The thing is, as much as it surprises you, you actually don't have to be quiet in an art gallery au contraire discussion,debate, enthusiasm, whatever, is encouraged. I would much rather have someone tell me how much they hated the art in my exhibition then give me a weak smile on the way out. But the fact is people don't feel encouraged, and the idea that silence in an institution like a gallery is subconsciously learned is not the only contributing factor, because it hasn't always been this way.
|A depiction of The Annual Paris Salon|
image via Olympia1865
The display of art has indeed changed, and radically from the eccentric, cramped Salons of the 1800-1900s. It's a shame today the only time art galleries get to see a fraction of their past is on opening nights. Okay, okay this 21st century white cube aesthetic is supposed to fuel contemplation, I know, more space equals more understanding, right? But recently being away from Brisbane and in another city I've walked through so many galleries each day and after a while despite the art it all starts to look the same and gets a bit boring, you get sick of the boxed white walls and polished concrete/ wooden floors pretty quickly.
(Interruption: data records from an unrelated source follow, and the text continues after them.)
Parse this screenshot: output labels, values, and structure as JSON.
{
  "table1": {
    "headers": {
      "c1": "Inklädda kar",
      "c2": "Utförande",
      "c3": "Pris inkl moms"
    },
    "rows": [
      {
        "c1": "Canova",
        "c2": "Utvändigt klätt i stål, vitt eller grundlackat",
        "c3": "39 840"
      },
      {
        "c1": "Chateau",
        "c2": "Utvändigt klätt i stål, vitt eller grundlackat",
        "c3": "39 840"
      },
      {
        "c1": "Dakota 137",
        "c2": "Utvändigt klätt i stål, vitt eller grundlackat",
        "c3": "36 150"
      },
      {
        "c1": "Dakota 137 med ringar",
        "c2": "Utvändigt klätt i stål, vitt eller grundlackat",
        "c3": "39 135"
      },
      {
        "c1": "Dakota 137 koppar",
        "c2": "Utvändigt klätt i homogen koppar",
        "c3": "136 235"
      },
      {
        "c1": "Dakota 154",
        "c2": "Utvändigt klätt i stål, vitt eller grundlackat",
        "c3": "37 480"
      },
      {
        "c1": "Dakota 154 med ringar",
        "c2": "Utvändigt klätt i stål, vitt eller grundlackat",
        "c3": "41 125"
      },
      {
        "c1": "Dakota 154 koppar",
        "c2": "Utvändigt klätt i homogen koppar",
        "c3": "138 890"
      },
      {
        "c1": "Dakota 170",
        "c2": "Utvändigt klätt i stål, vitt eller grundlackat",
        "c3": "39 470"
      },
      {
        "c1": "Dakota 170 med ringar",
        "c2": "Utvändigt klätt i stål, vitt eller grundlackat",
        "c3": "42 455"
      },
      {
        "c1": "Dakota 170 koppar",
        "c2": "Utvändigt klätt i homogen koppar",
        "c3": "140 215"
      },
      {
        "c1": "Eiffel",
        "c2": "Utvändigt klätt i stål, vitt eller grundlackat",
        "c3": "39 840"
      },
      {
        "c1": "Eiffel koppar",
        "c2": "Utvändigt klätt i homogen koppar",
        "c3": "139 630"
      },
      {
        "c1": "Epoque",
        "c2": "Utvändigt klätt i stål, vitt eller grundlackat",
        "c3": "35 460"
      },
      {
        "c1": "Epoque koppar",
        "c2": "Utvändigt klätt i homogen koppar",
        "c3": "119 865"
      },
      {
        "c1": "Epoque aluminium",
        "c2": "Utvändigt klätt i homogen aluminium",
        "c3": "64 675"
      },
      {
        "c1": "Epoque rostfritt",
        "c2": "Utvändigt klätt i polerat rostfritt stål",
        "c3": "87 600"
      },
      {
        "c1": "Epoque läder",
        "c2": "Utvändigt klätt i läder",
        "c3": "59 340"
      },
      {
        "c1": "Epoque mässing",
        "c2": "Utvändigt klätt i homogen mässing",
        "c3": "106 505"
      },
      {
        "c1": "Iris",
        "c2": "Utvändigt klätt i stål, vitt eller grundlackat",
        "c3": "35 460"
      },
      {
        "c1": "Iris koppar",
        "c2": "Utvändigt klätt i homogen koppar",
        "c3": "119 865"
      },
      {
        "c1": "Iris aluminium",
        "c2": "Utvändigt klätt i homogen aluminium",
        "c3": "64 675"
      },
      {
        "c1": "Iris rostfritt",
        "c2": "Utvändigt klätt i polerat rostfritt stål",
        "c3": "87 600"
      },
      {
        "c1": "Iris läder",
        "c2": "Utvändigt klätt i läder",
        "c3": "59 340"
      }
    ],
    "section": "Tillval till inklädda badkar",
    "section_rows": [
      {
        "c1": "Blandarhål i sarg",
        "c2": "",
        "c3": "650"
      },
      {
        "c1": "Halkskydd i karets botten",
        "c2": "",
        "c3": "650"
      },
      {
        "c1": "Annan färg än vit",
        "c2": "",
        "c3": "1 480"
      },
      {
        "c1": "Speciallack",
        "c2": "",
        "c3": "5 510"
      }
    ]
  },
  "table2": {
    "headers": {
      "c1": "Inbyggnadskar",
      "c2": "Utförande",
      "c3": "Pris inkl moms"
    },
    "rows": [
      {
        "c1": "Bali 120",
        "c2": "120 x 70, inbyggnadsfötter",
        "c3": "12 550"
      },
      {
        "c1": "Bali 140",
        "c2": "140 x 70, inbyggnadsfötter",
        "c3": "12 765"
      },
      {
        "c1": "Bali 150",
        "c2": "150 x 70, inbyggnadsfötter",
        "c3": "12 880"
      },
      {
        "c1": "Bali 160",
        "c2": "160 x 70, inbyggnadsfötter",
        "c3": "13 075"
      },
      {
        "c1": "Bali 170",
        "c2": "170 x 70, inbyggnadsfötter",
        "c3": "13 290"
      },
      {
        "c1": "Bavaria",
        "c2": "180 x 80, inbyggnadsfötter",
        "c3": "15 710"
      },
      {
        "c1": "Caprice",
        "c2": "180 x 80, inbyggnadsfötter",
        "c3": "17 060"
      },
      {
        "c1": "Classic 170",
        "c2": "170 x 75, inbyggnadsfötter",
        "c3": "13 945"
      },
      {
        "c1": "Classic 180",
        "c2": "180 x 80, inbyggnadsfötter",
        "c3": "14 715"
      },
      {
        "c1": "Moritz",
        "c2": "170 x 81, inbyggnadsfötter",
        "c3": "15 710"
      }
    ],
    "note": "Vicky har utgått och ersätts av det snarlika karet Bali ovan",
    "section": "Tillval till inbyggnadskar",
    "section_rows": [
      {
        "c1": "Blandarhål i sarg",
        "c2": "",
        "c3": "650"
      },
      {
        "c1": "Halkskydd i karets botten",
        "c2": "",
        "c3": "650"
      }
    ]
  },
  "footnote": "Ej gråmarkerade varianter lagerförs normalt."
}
Nonetheless we can't help it, once we enter a gallery or museum this contemplative quiet washes over us, because we feel like we aren't really in the real world any more, we feel like we have to be silent. This is what art historians call luminal space, the space that is on the threshold of two worlds. It's like standing in a door frame, you are neither in one room or the other, you are neither in the real world or another world. Most institiutations, public spaces and large commerical galleries are designed this way, it creates an awe.
|Autumn leaves cover the floor @ Nine Lives Gallery for the Hannah Smith Exhibition|
Then there are the galleries which aim to dissolve the luminal space, boutique galleries next to rows of boutique clothing stores. You still feel the sense of being in another type of space but the pressuring silence is relaxed. You can hear the cars and street noises outside and these remind you of where you are. Then you get the GOMA type galleries where the size is so intimidating they need to have a cafe on the second floor to keep you hydrated throughout your art hike.
|Richard Wilson drowned the floor of the Saatchi Gallery with oil for his exhibition|
image via Style Studio 42
So where does that leave us? You could always paint the walls vibrant colours or play some music in the gallery, but this tends to make the spectator read into these additions. As a curator every decision that you make about the display of the art work affects the art work and how it is perceived ,but if it applies why not just go with it? But I think what is ultimately fundamental is using the space to its best advantage.I'm not saying do something so radical that it overrides the art, just now and again it would be nice if my friend didn't shush me, you know? Give us some space to talk!